Exciting augmented reality possibilities
What is augmented reality?
Augmented reality allows digital content to be added to the real world. We could see a cute pet walking on your desk or in your garden, add virtual data to an object in a shopping centre or to your business card, watch a trailer for the latest cinema releases from a poster or have directions overlay your real world environment for navigation. The possibilities really are endless.
Augmented reality is fun and innovative way to get information about your products out there. You could for example have the AR app scan the barcode of the product or recognise the packaging such a bag of sugar and display information about it. It could show you where the product is in stock near you, the cheapest price, recycling information for the packaging or popular recipes that use the product. You could even have an advert play or a poster display when the barcode or packaging is recognised in addition to the information being displayed.
Augmented reality games are a fast growing industry and showcase some of the most exciting possibilities AR can achieve. You can have any genre/premise you’d like and what makes them unique is you can have the elements of the game interact with your world. You could have zombies roaming around your house, go on a treasure hunt around your town, build a city on your desktop or put together a 3D puzzle that you can walk around and see every angle of.
The best known augmented reality game is probably Pokemon Go which launched in 2016 to worldwide acclaim. The app uses your GPS location and you can catch or photograph creatures in your local area.
Location based augmented reality can be used for navigation. Rather than using just GPS which can sometimes be inaccurate, using AR to recognise landmarks in combination with GPS can provide a much more reliable navigation system. AR can also display directions over your map/ camera feed to help you find where you need to be.
HUD or heads up display is a very common use of augmented reality. It works by layering digital information over what you can see in front of you. Think what Tony stark can see through his Iron Man mask and that’s a bit of a fantastical version of HUD.

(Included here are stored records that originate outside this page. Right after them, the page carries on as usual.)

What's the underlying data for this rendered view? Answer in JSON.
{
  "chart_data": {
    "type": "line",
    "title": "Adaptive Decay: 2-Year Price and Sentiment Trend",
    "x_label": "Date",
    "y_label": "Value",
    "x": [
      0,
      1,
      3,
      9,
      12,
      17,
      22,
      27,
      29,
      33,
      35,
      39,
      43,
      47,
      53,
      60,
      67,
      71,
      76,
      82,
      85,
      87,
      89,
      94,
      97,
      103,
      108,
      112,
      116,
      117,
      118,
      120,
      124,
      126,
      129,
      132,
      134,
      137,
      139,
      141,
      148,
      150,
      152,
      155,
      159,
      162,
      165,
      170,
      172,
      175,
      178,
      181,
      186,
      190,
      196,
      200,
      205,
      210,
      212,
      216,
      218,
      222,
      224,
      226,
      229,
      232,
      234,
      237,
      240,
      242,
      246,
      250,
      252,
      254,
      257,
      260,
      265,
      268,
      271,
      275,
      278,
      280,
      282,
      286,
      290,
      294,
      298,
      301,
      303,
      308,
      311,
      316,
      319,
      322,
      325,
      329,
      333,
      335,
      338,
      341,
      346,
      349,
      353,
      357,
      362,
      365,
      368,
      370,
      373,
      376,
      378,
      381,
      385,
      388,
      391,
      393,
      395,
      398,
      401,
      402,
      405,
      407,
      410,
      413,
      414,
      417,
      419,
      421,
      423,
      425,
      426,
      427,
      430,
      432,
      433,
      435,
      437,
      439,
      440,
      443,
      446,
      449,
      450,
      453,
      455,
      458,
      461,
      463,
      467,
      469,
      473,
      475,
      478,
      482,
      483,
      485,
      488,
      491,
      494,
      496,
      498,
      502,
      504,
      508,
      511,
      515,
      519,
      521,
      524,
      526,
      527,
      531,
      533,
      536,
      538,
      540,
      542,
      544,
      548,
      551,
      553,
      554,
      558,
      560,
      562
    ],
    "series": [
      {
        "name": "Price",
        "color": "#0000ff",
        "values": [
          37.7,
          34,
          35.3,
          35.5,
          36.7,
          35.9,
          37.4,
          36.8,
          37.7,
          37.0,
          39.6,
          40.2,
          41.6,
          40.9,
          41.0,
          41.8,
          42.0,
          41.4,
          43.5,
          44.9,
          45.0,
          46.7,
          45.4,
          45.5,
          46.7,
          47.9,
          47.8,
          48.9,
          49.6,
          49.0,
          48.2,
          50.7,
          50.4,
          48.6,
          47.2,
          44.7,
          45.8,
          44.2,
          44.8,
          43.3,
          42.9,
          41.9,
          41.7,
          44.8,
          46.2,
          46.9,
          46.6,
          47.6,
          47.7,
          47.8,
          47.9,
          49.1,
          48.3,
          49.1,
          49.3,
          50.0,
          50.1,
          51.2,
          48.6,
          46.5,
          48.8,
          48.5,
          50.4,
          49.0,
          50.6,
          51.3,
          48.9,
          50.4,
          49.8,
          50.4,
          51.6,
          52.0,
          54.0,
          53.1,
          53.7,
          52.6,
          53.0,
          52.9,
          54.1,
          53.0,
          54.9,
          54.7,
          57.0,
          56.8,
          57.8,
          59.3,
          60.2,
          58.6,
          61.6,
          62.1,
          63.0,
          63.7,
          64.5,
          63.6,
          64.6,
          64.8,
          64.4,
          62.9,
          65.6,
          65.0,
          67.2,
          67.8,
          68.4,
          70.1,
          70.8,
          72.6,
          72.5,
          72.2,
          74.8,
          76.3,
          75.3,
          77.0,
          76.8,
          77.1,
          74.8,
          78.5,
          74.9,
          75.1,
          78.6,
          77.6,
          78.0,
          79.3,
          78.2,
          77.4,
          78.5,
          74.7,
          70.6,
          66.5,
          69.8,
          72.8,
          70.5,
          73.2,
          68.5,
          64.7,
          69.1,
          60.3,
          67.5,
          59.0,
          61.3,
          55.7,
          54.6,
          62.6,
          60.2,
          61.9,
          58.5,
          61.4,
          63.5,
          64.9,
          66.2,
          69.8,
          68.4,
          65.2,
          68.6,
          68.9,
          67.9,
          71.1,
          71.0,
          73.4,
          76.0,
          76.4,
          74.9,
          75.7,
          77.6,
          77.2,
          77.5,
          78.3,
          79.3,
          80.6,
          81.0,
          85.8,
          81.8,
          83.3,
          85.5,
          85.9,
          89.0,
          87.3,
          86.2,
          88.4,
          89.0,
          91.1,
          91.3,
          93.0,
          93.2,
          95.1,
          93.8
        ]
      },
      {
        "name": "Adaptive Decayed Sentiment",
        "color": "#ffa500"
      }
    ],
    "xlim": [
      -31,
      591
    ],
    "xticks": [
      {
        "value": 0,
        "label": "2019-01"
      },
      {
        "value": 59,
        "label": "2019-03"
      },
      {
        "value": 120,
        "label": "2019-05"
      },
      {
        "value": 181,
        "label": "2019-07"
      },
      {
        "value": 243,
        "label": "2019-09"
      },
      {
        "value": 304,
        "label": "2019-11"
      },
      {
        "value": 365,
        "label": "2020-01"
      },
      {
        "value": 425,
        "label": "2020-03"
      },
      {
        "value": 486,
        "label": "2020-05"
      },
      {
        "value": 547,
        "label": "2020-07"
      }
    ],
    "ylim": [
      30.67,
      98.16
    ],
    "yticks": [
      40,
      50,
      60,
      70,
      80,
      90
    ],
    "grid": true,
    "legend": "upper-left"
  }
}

There are some really useful situations where this can be used. Surgeons could have the stats of their patients, the elapsed time the surgery and the next steps of the surgery displayed without having to look elsewhere or ask others for the information.
Military personal could get information of weather, wind speed, locations of targets or allied vehicles. In a museum you could have information about the artwork display around it, upcoming exhibitions the user may be interested in, the opening times of the museum or anything you wish. The ways in which augmented reality can be utilised is ever expanding.
Types of augmented reality
Now for the geeky stuff…There are 3 main types of augmented reality; marker, markerless and location based. Marker AR uses an image that the software recognises and displays data, images or videos on top of that. Markerless AR doesn’t need an image marker to display digital content, instead you can place digital content into your environment. Location based AR uses GPS to determine where you are and can display information regarding your whereabouts.